Because these medications make people susceptible to infection, children with lupus must receive all immunizations with the exception of some live vaccines depending on their disease severity and medications.

Lifestyle choices impact quality of life

It’s important to see your doctor regularly to address routine health concerns and manage symptoms. Since prolonged use of steroids reduces bone density, weight-bearing exercises can help prevent osteoporosis.

Sun exposure can trigger a flare. Wear protective clothing in the sun like hats, long sleeves and pants, and eye protection.
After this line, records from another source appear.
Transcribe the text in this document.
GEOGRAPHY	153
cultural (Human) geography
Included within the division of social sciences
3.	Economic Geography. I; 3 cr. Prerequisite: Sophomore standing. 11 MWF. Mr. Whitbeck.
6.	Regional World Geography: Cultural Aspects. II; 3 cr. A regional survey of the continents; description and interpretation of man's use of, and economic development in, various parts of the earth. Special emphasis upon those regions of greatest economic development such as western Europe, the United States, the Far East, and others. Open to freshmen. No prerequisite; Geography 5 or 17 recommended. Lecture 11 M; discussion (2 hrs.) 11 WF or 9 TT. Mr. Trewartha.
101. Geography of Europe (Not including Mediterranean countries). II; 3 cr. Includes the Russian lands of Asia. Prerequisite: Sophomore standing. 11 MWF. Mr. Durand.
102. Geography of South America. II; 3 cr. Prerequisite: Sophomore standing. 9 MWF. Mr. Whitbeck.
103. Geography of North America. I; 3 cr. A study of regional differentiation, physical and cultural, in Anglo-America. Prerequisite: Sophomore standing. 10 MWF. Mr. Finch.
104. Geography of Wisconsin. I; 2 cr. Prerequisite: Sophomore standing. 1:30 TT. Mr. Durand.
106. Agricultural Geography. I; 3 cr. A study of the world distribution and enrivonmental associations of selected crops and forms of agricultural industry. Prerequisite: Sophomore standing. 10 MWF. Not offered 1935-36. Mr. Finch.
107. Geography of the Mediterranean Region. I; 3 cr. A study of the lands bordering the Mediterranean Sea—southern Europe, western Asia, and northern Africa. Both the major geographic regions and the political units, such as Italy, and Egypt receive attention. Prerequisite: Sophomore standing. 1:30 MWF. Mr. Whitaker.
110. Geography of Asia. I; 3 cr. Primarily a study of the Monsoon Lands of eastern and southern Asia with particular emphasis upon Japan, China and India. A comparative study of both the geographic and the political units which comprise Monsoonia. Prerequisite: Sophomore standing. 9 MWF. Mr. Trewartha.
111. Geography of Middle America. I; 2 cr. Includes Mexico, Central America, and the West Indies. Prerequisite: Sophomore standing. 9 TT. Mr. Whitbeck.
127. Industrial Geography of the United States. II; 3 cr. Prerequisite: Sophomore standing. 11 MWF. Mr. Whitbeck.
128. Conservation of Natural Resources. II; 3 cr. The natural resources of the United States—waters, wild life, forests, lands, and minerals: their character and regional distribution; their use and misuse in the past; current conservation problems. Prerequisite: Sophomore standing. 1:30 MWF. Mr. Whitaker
Patients should use sunscreen daily, regardless of weather and while inside, and they should stay out of the sun during the peak hours.

Making healthy choices can improve daily life for people with lupus. “A healthy balanced diet and regular exercise with ideal body weight maintenance can help offset cardiovascular effects of the disease as well as side effects of medication such as steroids,” Ganguli said.

Lupus and COVID-19

Due to immunosuppressed status, patients with lupus are at increased risk of moderate to severe symptomatic disease with COVID-19. It is highly recommended that these patients receive their COVID-19 vaccines, including additional and/or booster doses.

If you have any questions, you should discuss them with their rheumatologist or primary care provider.